Use the expression of speed to write the expression of orbital speed of the earth.

$v_{\text{orbital}}=\frac{C}{t}$

Substitute $9.4\times {10}^8\text{ km}$ for $C$ and $1\text{ yr}$ for $t$.

$\begin{array}{c}v=\frac{9.4\times {10}^8\text{ km}}{1\text{ yr}}\\ =\frac{9.4\times {10}^8\text{ km}}{1\text{ yr}\left(\frac{3.154\times {10}^7\text{ s}}{1\text{ yr}}\right)}\\ =29.8\text{ km/s}\end{array}$

Refer to the appendix 2 to obtain the value of the diameter of the earth:

$D=12756\text{ km}$

The formula for radius of earth is:

$r^{\prime }=\frac{D}{2}$

Substitute $12756\text{ km}$ for $D$.

$\begin{array}{c}{r}^{\prime }=\frac{12756\text{ km}}{2}\\ =6378\text{ km}\end{array}$

Therefore, the radius of the earth is $6378\text{ km}$.

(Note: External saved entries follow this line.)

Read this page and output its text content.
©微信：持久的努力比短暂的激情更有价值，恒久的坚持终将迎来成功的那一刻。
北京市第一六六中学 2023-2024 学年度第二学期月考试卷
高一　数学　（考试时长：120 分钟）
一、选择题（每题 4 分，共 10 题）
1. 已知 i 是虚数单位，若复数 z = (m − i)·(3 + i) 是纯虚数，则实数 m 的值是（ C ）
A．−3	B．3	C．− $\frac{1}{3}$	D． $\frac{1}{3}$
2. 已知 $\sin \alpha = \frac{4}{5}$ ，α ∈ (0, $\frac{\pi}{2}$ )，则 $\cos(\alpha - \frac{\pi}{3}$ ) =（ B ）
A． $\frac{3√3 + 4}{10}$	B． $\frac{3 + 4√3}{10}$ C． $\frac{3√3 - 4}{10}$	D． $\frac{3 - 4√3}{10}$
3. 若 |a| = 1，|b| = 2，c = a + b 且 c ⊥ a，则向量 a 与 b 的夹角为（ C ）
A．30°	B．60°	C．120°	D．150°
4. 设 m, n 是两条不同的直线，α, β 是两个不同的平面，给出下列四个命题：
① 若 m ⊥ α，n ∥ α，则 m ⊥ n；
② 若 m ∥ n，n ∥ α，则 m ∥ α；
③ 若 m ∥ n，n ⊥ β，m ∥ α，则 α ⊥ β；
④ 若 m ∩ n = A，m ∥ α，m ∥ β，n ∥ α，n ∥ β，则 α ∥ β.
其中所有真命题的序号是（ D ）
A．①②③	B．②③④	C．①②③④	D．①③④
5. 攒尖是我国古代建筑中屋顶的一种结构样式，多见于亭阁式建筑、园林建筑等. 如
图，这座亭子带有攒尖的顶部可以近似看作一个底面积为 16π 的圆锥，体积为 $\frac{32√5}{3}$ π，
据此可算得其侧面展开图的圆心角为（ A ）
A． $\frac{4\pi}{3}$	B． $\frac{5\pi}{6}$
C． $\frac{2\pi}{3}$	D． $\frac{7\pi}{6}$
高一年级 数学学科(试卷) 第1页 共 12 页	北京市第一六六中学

The expression for the circumference of the earth at equator is:

$C^{\prime }=2\pi r^{\prime }$

Substitute $6378\text{ km}$ for $r^{\prime }$.

$\begin{array}{c}{C}^{\prime }=2\pi \left(6378\text{ km}\right)\\ =4.0\times {10}^4\text{ km}\end{array}$

Use the expression of speed to write the expression of rotational speed of the earth.

$v_{\text{rotational}}=\frac{C^{\prime }}{t^{\prime }}$

Substitute $4.0\times {10}^4\text{ km}$ for $C^{\prime }$ and $1\text{ day}$ for $t^{\prime }$.

$\begin{array}{c}{v}_{\text{rotational}}=\frac{4.0\times {10}^4\text{ km}}{1\text{ day}}\\ =\frac{4.0\times {10}^4\text{ km}\left(\frac{1000\text{ m}}{1\text{ km}}\right)}{1\text{ day}\left(\frac{86400\text{ s}}{1\text{ day}}\right)}\\ =463\text{ m/s}\end{array}$

The orbital speed of the earth is $29.8\text{km/s}$. So, it will impact the calculation of the radial velocity of the star if the observation is done from the surface of the earth. Also, the rotational speed of the earth is $463\text{ m/s}$, which is also large enough to impact the observation for the calculation of radial velocity of the earth. So, to obtain the value of the radial velocity with accuracy upto $1\text{ km}$ or better, the details of the orbital and rotational speed of the earth is feed to the telescope.

Conclusion:

The orbital speed of the earth is $29.8\text{km/s}$ and its rotational speed is $463\text{ m/s}$, which is sufficient to impact the calculation for the radials velocity of the stars. So, these are taken into consideration for the calculation purpose.